Ainsi commença une relation qu’ils considéraient tous deux avec amusement et indulgence comme une distraction anodine survenue dans leurs vies bien réglées, la chérissant au fond d’eux-mêmes pour la part de transgression et de rêve qu’elle leur apportait.

Juin arriva. Malgré les examens, ses visites à l’hôpital, des articles à terminer, il parvint à lui téléphoner souvent et à la retrouver dans Paris, le temps d’un déjeuner rapide, dans l’île Saint Louis ou près de la Bastille. Il était ravi de l’écouter. La libraire qu’elle avait été lui signalait et résumait les livres qui pourraient lui plaire ou elle lui en apportait. Le repas expédié, ils allaient dans les vieilles rues, dans des jardins; elle le questionnait sur ses travaux, ses voyages et, plus souvent, appuyés au parapet d’un pont, ils se taisaient, perdus dans la contemplation du ciel d’un léger bleu-gris, ponctué de quelques blancs nuages joufflus, ce ciel dont on a la nostalgie quand on a passé quelques mois au sud sous un soleil implacable, lui confia-t-elle à un moment. Leurs mains se frôlaient, plus explicites que des mots. Ces mots que ni l’un ni l’autre n’envisageaient d’avoir à prononcer un jour, pas plus qu’à se révéler le secret qu’ils partageaient en silence et dont aucun d’eux n’avait envie de se délivrer.

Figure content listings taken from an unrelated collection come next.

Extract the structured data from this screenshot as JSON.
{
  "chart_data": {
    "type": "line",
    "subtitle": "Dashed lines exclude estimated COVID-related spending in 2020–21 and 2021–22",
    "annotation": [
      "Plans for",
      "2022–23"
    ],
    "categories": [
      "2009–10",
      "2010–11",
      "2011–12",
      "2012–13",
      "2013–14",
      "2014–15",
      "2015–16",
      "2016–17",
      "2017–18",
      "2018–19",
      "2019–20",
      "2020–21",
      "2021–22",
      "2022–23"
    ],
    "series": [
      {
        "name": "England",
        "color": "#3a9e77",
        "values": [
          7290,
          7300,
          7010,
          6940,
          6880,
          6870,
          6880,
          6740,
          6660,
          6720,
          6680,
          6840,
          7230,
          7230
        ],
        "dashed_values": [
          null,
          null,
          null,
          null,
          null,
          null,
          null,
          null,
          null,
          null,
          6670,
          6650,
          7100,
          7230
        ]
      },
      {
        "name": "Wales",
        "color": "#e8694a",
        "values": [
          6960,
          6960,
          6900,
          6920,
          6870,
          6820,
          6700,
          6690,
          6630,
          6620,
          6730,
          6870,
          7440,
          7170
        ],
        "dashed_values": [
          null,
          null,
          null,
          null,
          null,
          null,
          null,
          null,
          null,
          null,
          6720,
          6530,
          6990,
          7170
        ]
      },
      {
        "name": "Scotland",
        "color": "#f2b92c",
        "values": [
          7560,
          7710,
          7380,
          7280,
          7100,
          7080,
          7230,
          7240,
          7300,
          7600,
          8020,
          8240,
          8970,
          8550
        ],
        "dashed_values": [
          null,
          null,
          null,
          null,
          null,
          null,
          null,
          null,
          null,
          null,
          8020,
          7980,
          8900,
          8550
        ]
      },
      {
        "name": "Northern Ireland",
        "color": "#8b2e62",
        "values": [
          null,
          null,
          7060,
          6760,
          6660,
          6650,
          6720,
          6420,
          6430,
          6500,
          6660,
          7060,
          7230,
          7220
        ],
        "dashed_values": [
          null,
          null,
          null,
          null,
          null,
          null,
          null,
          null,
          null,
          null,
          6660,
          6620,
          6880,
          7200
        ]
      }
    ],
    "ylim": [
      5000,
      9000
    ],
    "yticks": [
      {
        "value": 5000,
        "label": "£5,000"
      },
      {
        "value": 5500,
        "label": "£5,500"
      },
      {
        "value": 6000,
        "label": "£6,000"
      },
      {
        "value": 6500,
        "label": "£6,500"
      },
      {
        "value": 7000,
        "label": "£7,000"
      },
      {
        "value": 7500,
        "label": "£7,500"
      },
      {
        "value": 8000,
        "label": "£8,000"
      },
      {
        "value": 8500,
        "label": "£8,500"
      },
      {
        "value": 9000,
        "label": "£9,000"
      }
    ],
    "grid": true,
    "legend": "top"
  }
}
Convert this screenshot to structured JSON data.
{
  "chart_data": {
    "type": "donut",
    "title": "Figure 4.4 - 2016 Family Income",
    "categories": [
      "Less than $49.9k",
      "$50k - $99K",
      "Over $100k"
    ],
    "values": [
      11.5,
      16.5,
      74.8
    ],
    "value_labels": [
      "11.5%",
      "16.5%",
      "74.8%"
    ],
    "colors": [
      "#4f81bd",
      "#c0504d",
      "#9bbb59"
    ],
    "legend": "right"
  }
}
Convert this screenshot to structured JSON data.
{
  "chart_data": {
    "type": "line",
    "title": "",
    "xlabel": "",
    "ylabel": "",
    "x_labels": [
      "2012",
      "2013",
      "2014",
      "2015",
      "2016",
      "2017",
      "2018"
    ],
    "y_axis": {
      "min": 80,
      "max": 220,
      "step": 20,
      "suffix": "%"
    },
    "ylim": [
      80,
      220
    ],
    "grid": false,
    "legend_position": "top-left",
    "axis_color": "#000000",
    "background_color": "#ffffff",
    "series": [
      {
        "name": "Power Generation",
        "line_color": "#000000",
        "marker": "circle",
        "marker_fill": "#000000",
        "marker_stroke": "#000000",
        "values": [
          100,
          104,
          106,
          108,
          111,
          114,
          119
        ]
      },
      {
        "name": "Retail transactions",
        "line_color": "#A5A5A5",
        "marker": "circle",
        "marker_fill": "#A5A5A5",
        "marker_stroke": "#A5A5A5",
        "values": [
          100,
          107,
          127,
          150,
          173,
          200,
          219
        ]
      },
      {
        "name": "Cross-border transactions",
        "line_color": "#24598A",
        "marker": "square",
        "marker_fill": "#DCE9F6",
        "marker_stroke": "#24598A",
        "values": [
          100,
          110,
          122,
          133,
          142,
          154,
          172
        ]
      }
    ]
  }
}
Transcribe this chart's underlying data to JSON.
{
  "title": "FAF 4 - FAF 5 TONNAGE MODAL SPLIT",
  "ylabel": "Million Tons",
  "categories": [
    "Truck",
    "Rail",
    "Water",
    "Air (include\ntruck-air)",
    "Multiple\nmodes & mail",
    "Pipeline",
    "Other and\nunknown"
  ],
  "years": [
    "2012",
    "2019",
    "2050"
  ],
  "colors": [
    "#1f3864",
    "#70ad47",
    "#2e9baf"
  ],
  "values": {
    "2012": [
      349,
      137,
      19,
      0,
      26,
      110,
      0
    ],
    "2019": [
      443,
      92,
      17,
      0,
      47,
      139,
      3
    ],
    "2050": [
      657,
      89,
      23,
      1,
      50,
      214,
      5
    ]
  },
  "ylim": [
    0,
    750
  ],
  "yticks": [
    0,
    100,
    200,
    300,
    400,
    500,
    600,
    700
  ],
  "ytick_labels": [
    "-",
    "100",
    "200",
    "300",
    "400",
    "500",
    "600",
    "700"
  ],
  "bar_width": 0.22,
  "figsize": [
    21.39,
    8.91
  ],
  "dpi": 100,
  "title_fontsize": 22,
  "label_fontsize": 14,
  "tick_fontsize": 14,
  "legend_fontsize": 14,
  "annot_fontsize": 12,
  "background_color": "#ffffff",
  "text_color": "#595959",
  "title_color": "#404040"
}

Ils étaient bien ensemble; ce présent leur suffisait.

Ils avaient découvert dans le Marais un petit jardin, invisible de la rue. Avant d’y pénétrer, il fallait passer sous un porche, traverser une cour, entrer dans un immeuble et longer un couloir pour déboucher sur des bancs de bois adossés à de hauts massifs de verdure qui entouraient une pelouse bien verte. Le jardin s’inscrivait dans un rectangle fermé par de hauts immeubles aux fenêtres nues qui semblaient inhabités. Là, éventés par le bruissement des feuilles, ils pouvaient bavarder en toute quiétude, il n’y avait presque jamais personne. Un après-midi, François se laissa aller à son exubérance naturelle en s’indignant des nouvelles qu’ils lisaient ensemble dans le journal du soir. Il vitupérait contre les ânes bâtés présidant à la destinée du pays, contre toutes les mesures aberrantes qui étaient prises et celles qui concernaient l’hôpital public n’étaient pas les dernières à susciter sa colère.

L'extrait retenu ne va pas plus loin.